Sixty years ago, people were then, as now, preparing to celebrate the new year.
No one knew it then, but 1963 would turn out to be one of the most eventful years in peacetime history.
First up: music. 1963 saw a certain Liverpool group reach number one with their first three single releases. The band was Gerry and the Pacemakers.
Of course, 1963 was also the year when another Liverpool group, The Beatles also scored their first three number ones.
This was the year Beatlemania really took hold in Britain.
As it turned out, it was the Fab Four not the Pacemakers who would dominate the thriving music scene for the rest of the decade.
In February, the poet and author, Sylvia Plath died at the age of thirty. In March, the hugely controversial Beeching Report on the future of Britain’s railways was published.
In June, Soviet cosmonaut, Valentina Tereshkova became the first woman to go into space.
In August, the Great Train Robbery captured £2.6 million and many people’s imaginations.
“The times they are a-changing” as Bob Dylan sang in a famous song written in the autumn of this year. In the summer, civil rights leader, Dr Martin Luther King delivered his legendary, “I have a dream speech.”
US President, John F. Kennedy himself declared “Ich bin ein Berliner” on a visit to the Berlin Wall in June. In the same month, British boxer Henry Cooper floored young Cassius Clay (who would later become Mohammad Ali) in a match at Wembley Stadium.
In July, Labour politician, Viscount Stansgate was finally able to renounce his peerage and take up his seat in the Commons as Tony Benn.
New films released in 1963 included The Great Escape, From Russia With Love and Alfred Hitchcock’s The Birds. In November, a new science fiction series, Doctor Who aired for the first time on the BBC.
PM Harold Macmillan’s year started badly when the UK attempt to join the newish European Common Market (the forerunner to the EU) was abruptly vetoed by the French leader, Charles de Gaulle. But far worse was to come when his government become embroiled in the biggest political scandal of the 20th century.
The Profumo Affair began with Minister of War, John Profumo who lied to Macmillan and to his fellow MPs about his affair with Christine Keeler.
Profumo soon admitted his guilt and resigned but the scandal soon grew incorporating fears that vital secrets had been leaked to the Russians, highlighting the activities of the notorious slum landlord Peter Rachman and leading to the suicide of society osteopath, Dr Stephen Ward.

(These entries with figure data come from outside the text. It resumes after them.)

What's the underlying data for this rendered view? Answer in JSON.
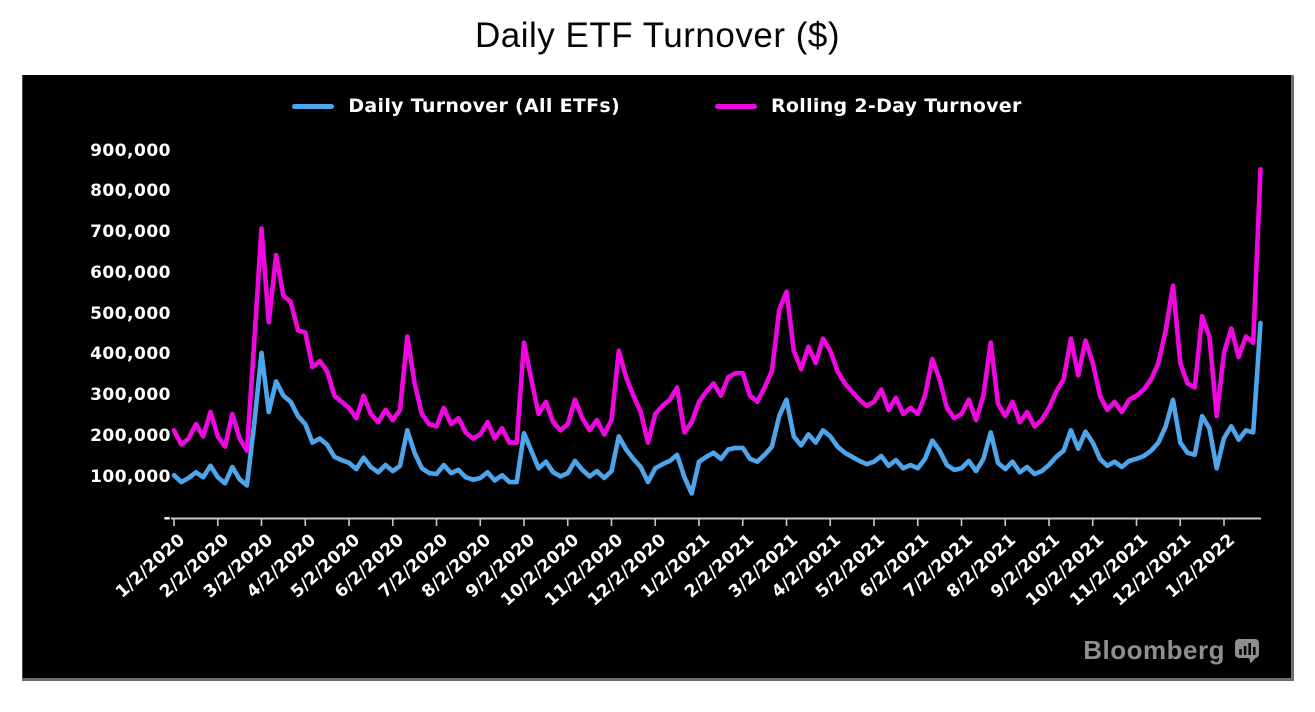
{
  "watermark": {
    "label": "Bloomberg",
    "color": "#8f8f8f",
    "logo_icon": "bloomberg-bars-icon"
  },
  "chart_data": {
    "type": "line",
    "title": "Daily ETF Turnover ($)",
    "background_color": "#000000",
    "axis_color": "#c9c9c9",
    "axis_text_color": "#ffffff",
    "grid": "off",
    "legend_position": "top-center",
    "x_axis": {
      "start_label": "1/2/2020",
      "points_per_month": 6,
      "label_rotation_deg": -42,
      "tick_labels": [
        "1/2/2020",
        "2/2/2020",
        "3/2/2020",
        "4/2/2020",
        "5/2/2020",
        "6/2/2020",
        "7/2/2020",
        "8/2/2020",
        "9/2/2020",
        "10/2/2020",
        "11/2/2020",
        "12/2/2020",
        "1/2/2021",
        "2/2/2021",
        "3/2/2021",
        "4/2/2021",
        "5/2/2021",
        "6/2/2021",
        "7/2/2021",
        "8/2/2021",
        "9/2/2021",
        "10/2/2021",
        "11/2/2021",
        "12/2/2021",
        "1/2/2022"
      ]
    },
    "y_axis": {
      "min": 0,
      "max": 900000,
      "tick_labels": [
        "900,000",
        "800,000",
        "700,000",
        "600,000",
        "500,000",
        "400,000",
        "300,000",
        "200,000",
        "100,000",
        "-"
      ]
    },
    "legend": {
      "items": [
        {
          "label": "Daily Turnover (All ETFs)",
          "color": "#4da6ec"
        },
        {
          "label": "Rolling 2-Day Turnover",
          "color": "#ef06e0"
        }
      ]
    },
    "series": [
      {
        "name": "Daily Turnover (All ETFs)",
        "color": "#4da6ec",
        "values": [
          105000,
          88000,
          98000,
          112000,
          100000,
          128000,
          100000,
          85000,
          125000,
          95000,
          80000,
          230000,
          405000,
          260000,
          335000,
          300000,
          285000,
          250000,
          230000,
          185000,
          195000,
          180000,
          150000,
          142000,
          135000,
          120000,
          148000,
          125000,
          112000,
          130000,
          115000,
          128000,
          215000,
          160000,
          122000,
          110000,
          108000,
          130000,
          110000,
          118000,
          100000,
          94000,
          98000,
          112000,
          92000,
          105000,
          88000,
          88000,
          208000,
          165000,
          122000,
          138000,
          112000,
          102000,
          110000,
          140000,
          118000,
          102000,
          115000,
          98000,
          115000,
          200000,
          168000,
          145000,
          125000,
          88000,
          122000,
          132000,
          140000,
          155000,
          100000,
          60000,
          138000,
          150000,
          160000,
          145000,
          168000,
          172000,
          172000,
          145000,
          138000,
          155000,
          175000,
          250000,
          290000,
          200000,
          178000,
          205000,
          185000,
          215000,
          200000,
          175000,
          160000,
          150000,
          140000,
          132000,
          138000,
          152000,
          128000,
          142000,
          122000,
          130000,
          122000,
          145000,
          190000,
          165000,
          130000,
          118000,
          122000,
          140000,
          115000,
          145000,
          210000,
          135000,
          120000,
          138000,
          112000,
          125000,
          108000,
          115000,
          130000,
          150000,
          165000,
          215000,
          170000,
          212000,
          185000,
          145000,
          128000,
          138000,
          125000,
          140000,
          145000,
          152000,
          165000,
          185000,
          225000,
          290000,
          185000,
          160000,
          155000,
          250000,
          220000,
          122000,
          196000,
          225000,
          192000,
          215000,
          210000,
          478000
        ]
      },
      {
        "name": "Rolling 2-Day Turnover",
        "color": "#ef06e0",
        "values": [
          215000,
          180000,
          195000,
          230000,
          200000,
          260000,
          200000,
          175000,
          255000,
          195000,
          165000,
          430000,
          710000,
          480000,
          645000,
          545000,
          530000,
          460000,
          455000,
          370000,
          385000,
          360000,
          300000,
          285000,
          270000,
          245000,
          300000,
          255000,
          235000,
          265000,
          240000,
          265000,
          445000,
          330000,
          255000,
          230000,
          225000,
          270000,
          230000,
          245000,
          210000,
          195000,
          205000,
          235000,
          195000,
          220000,
          185000,
          185000,
          430000,
          340000,
          255000,
          285000,
          235000,
          215000,
          230000,
          290000,
          245000,
          215000,
          240000,
          205000,
          240000,
          410000,
          345000,
          300000,
          260000,
          185000,
          255000,
          275000,
          290000,
          320000,
          210000,
          235000,
          285000,
          310000,
          330000,
          300000,
          345000,
          355000,
          355000,
          300000,
          285000,
          320000,
          360000,
          510000,
          555000,
          410000,
          365000,
          420000,
          380000,
          440000,
          410000,
          360000,
          330000,
          310000,
          290000,
          275000,
          285000,
          315000,
          265000,
          295000,
          255000,
          270000,
          255000,
          300000,
          390000,
          340000,
          270000,
          245000,
          255000,
          290000,
          240000,
          300000,
          430000,
          280000,
          250000,
          285000,
          235000,
          260000,
          225000,
          240000,
          270000,
          310000,
          340000,
          440000,
          350000,
          435000,
          380000,
          300000,
          265000,
          285000,
          260000,
          290000,
          300000,
          315000,
          340000,
          380000,
          460000,
          570000,
          380000,
          330000,
          320000,
          495000,
          445000,
          250000,
          405000,
          465000,
          395000,
          445000,
          430000,
          855000
        ]
      }
    ]
  }
}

The scandal provided a golden opportunity for Labour’s new young Opposition leader, Harold Wilson who had taken over soon after the sudden death of Hugh Gaitskell in February.
Wilson exploited the Tories’ misery to the full and spoke excitedly of “the white heat of revolution.” By the autumn, Macmillan had had enough.
When he fell ill during the Tory Party Conference he seized the opportunity to retire on health grounds. The unlikely figure of Sir Alec Douglas Home was picked as his successor. A year later, Home would lead the Tories to defeat against Harold Wilson’s Labour Party in the 1964 General Election.
On November 22, two famous British authors died. Aldous Huxley had written Brave New World while C.S Lewis had written the Chronicles of Narnia. News of both of their deaths would be completely overshadowed by events in Dallas on the same day.
The news of the assassination of President John F Kennedy while on a campaign visit to Texas was to prove one of the shocking and most devastating news events of all time.
It was said that for decades afterwards everyone could remember where they had been when they first heard the news. Kennedy’s own alleged assassin, Lee Harvey Oswald was himself gunned down as he was being filmed live on US TV just two days’ later.
The hugely eventful year of 1963 ended just over a month later.